The questions we are asked most often by people approaching or transitioning to retirement are, “How much will I have to spend and how long will my money last?”

Advisers have traditionally responded by referring to Life Expectancy tables; indeed retirement income products have been built based on these tables. In this approach is a recipe for disaster.

The Tables are produced by the Australian Bureau of Statistics (ABS) and are updated every few years to reflect the changing patterns of mortality in the Australian population. A look at the 2010-12 Life Tables shows that a 65 year old female would expect to live to age 87 while a male would expect to live to age 84. But this is only useful to our retiree if they are the statistically average person. In simplistic terms these numbers are based on half the men alive at age 65 dying before age 84 and half living beyond. Clearly, to make a financial decision based on these numbers would be risky.
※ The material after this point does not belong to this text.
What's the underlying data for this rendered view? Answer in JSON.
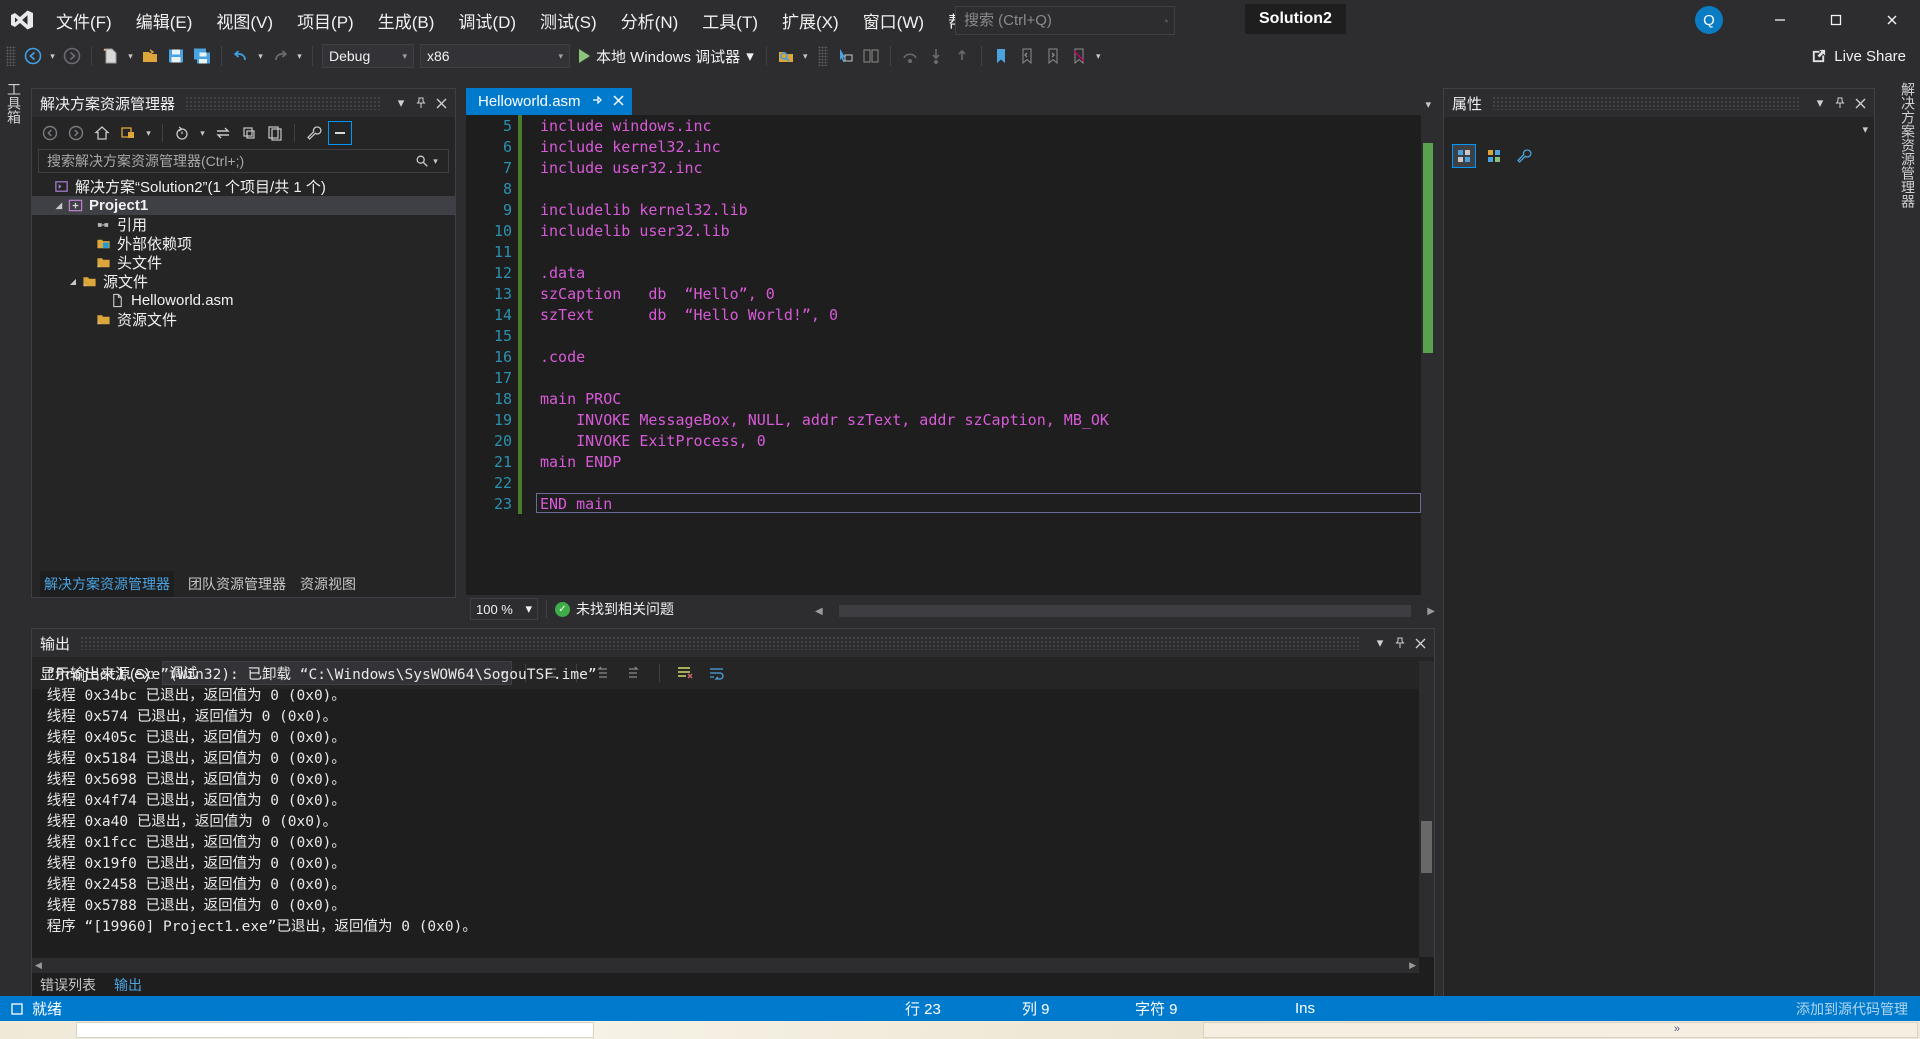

A further weakness of these numbers is that they are based on historical data – the ages of people at time of their death. In fact we are all living longer. If our 65 year old lady was alive in 1890 her life expectancy was 12.27 years, in 1970 she could expect to live 15.90 years while by 2012 her life expectancy had risen to 22.05 years. Perhaps this reflects what we know instinctively – we are living longer. As an interesting aside our life expectancy is one of the highest in the world with the World Health Organization ranking us 4th with only Japan, Switzerland and Singapore expecting longer lives.

The first improvement that we deliver to our retirees’ planning is to use a different set of tables which seek to reflect the trend to longer living. Trend adjusted tables are published by the ABS and by combining these with a probability weighting we can tell our male that he has a 41.86% probability of being alive at age 90 while our female has a 53.37% probability. If we are talking to a couple both age 65 we can tell them that there is a 72.89% probability that one of them will survive to age 90 and a 37.8% chance that one will be a live at age 95. Armed with this knowledge our clients will see that they need to plan for their money to last at least 30 years.

Many clients will suggest that while they may spend enthusiastically in the first few years of retirement, taking overseas trips etc., surely spending will drop off as they get older. We would counter this assumption with the knowledge that “baby boomers” will wish to continue spending as long as their health allows and that as health deteriorates the costs of health care and ultimately aged care will increase. Furthermore we have recently seen aggressive undermining of the government support for retirement living with cuts to the age pension and limitations to super tax benefits We urge clients to plan to maintain the same level of income in real terms throughout retirement.

So the big question is “how much is enough”? If you wish to be cautious and can afford to be then dividing your desired retirement income by 3.5% will give you a good idea of how much you need. If you want to retire on $60,000pa you will need a capital sum of $1.7m, if you want $80,000 you will need $2.3m and so on.

These numbers, just like the longevity statistics, do not take account of individual circumstances. You can get a more personal insight into your own life expectancy by visiting www.mylongevity.com where you will find a quiz called the SHAPE Analyser. Armed with this knowledge you should seek guidance from a retirement planning specialist who will help you determine how much capital you should aim for, when you should consider ceasing work and the best way to manage the investment side of the plan. This adviser will then work with you through retirement to help you with the yearly ups and downs of markets, the constantly changing legislative landscape and the changing circumstances of your own life.